So much progress has happened over the last week that it feels as though it has been twice as long! Elea has been on Highflow with no problems for over a week now. Every couple of days they lower the pressure level. This morning she was put down to level 2, which is the point from which they start to take her off completely. Considering the fact that very often the little nasal prongs flick out of her nostrils and she doesn't seem to struggle without them, she will hopefully be breathing completely on her own soon. The aim of the medical team is to get to that this week!
This week has been marked by several spills, unfortunately. But I have noticed that, once suctioned to clear her airways, she recovers much more quickly and today even did so without extra oxygen. Little steps that are huge steps for her! There is often a silver lining to a cloud, as she discovered the other day when she was given a lovely, long, gentle bath following a couple of spills, and she enjoyed it so much she was virtually sleeping (I wrote this last night, and she's had a much more settled day with no spills!).
The path seems to be smoother these days. There is still a stone here or there that makes its presence known (which is completely normal, I must remember!), but overall everyone seems to be very happy with Elea's progress, and we are too! Once she's completely off all breathing support, she will have an MRI to check her brain after two ultrasounds showed slightly more brightness on one side.

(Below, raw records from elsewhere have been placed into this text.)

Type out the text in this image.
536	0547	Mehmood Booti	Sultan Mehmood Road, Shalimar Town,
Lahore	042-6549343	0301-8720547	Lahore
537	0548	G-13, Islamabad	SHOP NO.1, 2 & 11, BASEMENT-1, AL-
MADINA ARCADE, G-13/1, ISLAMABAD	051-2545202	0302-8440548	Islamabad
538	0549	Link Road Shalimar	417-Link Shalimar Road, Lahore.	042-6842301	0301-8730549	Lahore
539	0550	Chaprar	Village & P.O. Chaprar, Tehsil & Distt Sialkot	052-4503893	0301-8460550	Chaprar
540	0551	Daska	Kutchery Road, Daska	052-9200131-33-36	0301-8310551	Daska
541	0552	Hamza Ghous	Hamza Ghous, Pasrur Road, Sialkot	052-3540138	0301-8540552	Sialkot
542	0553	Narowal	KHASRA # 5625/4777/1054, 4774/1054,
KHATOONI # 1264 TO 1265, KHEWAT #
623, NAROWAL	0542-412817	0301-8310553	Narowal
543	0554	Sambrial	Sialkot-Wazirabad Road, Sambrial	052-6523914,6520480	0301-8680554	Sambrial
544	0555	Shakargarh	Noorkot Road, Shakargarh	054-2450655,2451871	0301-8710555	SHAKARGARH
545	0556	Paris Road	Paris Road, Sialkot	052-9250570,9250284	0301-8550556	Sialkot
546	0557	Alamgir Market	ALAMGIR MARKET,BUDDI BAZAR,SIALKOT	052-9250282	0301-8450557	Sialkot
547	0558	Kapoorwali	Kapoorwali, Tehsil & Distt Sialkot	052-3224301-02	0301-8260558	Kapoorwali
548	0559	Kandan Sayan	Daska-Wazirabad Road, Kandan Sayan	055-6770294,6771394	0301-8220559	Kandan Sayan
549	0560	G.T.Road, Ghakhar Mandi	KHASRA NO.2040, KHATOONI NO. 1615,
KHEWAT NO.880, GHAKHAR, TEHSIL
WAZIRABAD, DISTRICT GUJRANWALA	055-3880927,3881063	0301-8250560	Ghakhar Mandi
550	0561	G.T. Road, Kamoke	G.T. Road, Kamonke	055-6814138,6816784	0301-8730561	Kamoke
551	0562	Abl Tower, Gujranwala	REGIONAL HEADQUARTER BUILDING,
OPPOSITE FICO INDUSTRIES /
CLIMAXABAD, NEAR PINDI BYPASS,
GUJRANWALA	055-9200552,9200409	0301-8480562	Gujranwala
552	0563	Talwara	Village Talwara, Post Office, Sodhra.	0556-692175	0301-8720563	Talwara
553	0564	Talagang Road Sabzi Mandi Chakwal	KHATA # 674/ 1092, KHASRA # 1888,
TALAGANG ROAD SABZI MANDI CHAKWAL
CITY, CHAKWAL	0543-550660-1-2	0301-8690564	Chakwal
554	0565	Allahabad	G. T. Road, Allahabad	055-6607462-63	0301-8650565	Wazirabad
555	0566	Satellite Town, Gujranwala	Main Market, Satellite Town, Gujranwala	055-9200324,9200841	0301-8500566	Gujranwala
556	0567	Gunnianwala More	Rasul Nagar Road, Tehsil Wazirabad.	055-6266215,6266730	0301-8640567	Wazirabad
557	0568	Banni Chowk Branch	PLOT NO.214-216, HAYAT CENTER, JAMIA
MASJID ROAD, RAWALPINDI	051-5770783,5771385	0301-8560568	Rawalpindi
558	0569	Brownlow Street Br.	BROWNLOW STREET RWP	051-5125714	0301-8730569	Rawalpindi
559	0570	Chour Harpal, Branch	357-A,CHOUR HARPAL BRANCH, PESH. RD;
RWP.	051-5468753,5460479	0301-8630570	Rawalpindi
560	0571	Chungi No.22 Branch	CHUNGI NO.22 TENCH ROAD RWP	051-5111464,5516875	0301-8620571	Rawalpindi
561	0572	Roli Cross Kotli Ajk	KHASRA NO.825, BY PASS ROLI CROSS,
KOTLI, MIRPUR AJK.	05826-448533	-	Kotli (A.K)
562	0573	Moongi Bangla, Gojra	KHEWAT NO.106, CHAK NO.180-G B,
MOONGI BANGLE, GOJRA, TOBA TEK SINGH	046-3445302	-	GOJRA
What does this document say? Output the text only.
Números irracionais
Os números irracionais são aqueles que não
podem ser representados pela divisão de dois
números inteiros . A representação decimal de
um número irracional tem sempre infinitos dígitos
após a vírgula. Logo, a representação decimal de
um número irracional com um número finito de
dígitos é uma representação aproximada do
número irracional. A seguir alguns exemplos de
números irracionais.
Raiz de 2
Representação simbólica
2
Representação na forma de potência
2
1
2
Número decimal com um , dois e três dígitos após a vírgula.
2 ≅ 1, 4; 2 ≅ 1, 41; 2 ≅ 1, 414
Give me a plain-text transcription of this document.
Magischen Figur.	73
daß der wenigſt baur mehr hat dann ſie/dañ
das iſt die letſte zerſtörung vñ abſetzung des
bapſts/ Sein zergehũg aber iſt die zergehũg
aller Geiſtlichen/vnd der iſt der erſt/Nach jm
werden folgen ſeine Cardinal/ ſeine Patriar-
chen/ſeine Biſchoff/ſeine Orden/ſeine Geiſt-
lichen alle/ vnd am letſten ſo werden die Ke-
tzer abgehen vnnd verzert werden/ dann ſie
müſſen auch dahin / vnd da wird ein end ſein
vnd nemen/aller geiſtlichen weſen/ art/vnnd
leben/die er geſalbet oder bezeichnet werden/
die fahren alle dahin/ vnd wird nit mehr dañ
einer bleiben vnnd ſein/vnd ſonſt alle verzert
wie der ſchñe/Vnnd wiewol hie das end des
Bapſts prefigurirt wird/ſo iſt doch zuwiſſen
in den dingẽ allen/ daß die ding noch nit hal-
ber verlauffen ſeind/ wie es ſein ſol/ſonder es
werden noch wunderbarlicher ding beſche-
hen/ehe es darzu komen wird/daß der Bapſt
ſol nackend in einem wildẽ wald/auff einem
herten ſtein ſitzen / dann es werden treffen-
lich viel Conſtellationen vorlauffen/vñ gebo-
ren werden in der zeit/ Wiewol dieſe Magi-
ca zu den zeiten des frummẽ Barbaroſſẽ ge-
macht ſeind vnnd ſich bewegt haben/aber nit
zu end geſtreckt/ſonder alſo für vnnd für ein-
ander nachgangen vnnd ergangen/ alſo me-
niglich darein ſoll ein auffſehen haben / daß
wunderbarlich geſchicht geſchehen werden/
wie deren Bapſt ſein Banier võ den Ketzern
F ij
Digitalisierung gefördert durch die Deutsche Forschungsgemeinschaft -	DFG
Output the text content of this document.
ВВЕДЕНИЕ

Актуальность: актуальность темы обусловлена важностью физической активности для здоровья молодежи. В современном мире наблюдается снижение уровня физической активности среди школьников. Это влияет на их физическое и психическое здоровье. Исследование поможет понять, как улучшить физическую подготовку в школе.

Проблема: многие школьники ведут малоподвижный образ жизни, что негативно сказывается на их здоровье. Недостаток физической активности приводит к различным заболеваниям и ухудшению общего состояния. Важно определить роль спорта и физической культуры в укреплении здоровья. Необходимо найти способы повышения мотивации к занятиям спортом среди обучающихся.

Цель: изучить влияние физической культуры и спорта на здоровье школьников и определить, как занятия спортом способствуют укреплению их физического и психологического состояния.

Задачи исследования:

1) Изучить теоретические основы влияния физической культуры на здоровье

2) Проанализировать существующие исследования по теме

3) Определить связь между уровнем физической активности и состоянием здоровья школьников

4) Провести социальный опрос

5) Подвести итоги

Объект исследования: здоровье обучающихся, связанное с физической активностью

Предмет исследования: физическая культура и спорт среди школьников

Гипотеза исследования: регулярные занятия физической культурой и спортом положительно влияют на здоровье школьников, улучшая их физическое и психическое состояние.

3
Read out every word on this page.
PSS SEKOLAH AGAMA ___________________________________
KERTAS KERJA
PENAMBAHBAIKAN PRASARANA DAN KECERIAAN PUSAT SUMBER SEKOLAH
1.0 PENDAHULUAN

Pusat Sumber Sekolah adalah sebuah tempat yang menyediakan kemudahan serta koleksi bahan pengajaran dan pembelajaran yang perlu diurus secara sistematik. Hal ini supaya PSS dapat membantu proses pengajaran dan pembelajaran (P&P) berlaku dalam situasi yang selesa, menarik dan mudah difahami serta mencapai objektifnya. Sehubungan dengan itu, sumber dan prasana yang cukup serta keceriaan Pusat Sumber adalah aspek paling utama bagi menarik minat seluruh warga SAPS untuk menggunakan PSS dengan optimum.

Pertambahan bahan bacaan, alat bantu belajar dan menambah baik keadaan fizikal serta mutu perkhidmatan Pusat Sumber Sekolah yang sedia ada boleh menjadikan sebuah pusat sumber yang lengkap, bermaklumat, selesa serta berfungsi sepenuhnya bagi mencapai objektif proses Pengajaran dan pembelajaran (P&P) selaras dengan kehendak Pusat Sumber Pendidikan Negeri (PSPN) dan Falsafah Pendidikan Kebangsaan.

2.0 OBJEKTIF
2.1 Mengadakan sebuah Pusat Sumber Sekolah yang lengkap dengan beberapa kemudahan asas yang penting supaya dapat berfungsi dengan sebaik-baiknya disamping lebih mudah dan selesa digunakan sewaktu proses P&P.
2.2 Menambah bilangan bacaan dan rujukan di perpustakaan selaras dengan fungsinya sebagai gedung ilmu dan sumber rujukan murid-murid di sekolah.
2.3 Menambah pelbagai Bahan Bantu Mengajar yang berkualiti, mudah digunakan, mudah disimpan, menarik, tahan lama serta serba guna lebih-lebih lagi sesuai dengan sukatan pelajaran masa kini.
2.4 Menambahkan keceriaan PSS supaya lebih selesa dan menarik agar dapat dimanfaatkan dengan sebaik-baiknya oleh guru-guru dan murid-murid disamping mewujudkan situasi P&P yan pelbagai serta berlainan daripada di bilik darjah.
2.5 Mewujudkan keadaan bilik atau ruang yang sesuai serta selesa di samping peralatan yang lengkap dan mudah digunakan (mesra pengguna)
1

It could be something, it could be nothing...it's all part of the waiting game. An MRI will give a clearer picture and, we hope, will show no further abnormalities. It's part of this neonatal world with small babies...the waiting and wondering, and trying not to worry in that time. It does help to remember she's been wonderfully made by her Creator, who gives us peace for whatever the outcome will be. It is scary when any abnormality concerning the brain is mentioned, but I often pray over her that she will be as God has intended her to be and He is a very good God.
For me these concerns are fading with the days as we really see Elea growing and developing. The consultant said a couple of weeks ago that she behaves like a baby 2-4 weeks younger than her age. I think it's true...she seems to have been a little slow off the starting block, but is catching up in her own time. These days she's having more awake times and is very alert (and so incredibly sweet!). We're able to bath her regularly and dress her and, with the nurses, we're moving into the phase of "normalising" her days as she approaches the time of being able to come home, which means we can get her up when she wakes and treat her more like a term baby. It's probably still a few weeks until she will be coming home but, when we get there, she'll be more than ready :o) Part of me is still afraid of her fragility, of tiring her out too much, and of holding her the wrong way that might cause her to spill or have a desaturation and need oxygen, but I also love this stage she has reached of looking more like a normal baby, with less and less tubes and aparatus and becoming more and more interactive. She's our sweet, peaceful little one and we're so thankful as we look back over the last seven weeks and see how far she has come!
Her sisters and brother are very loving and curious about her. They were able to visit her this past week after being away for two weeks with colds. It's very sweet to watch them being so gentle with her. I look forward to the day when we'll be at home together and I won't need to divide my time between them all any more. As scary as it is to think of coming home and being far away from all the monitoring and medical help, I trust she'll come home when she's ready, and that day will be a joyful one!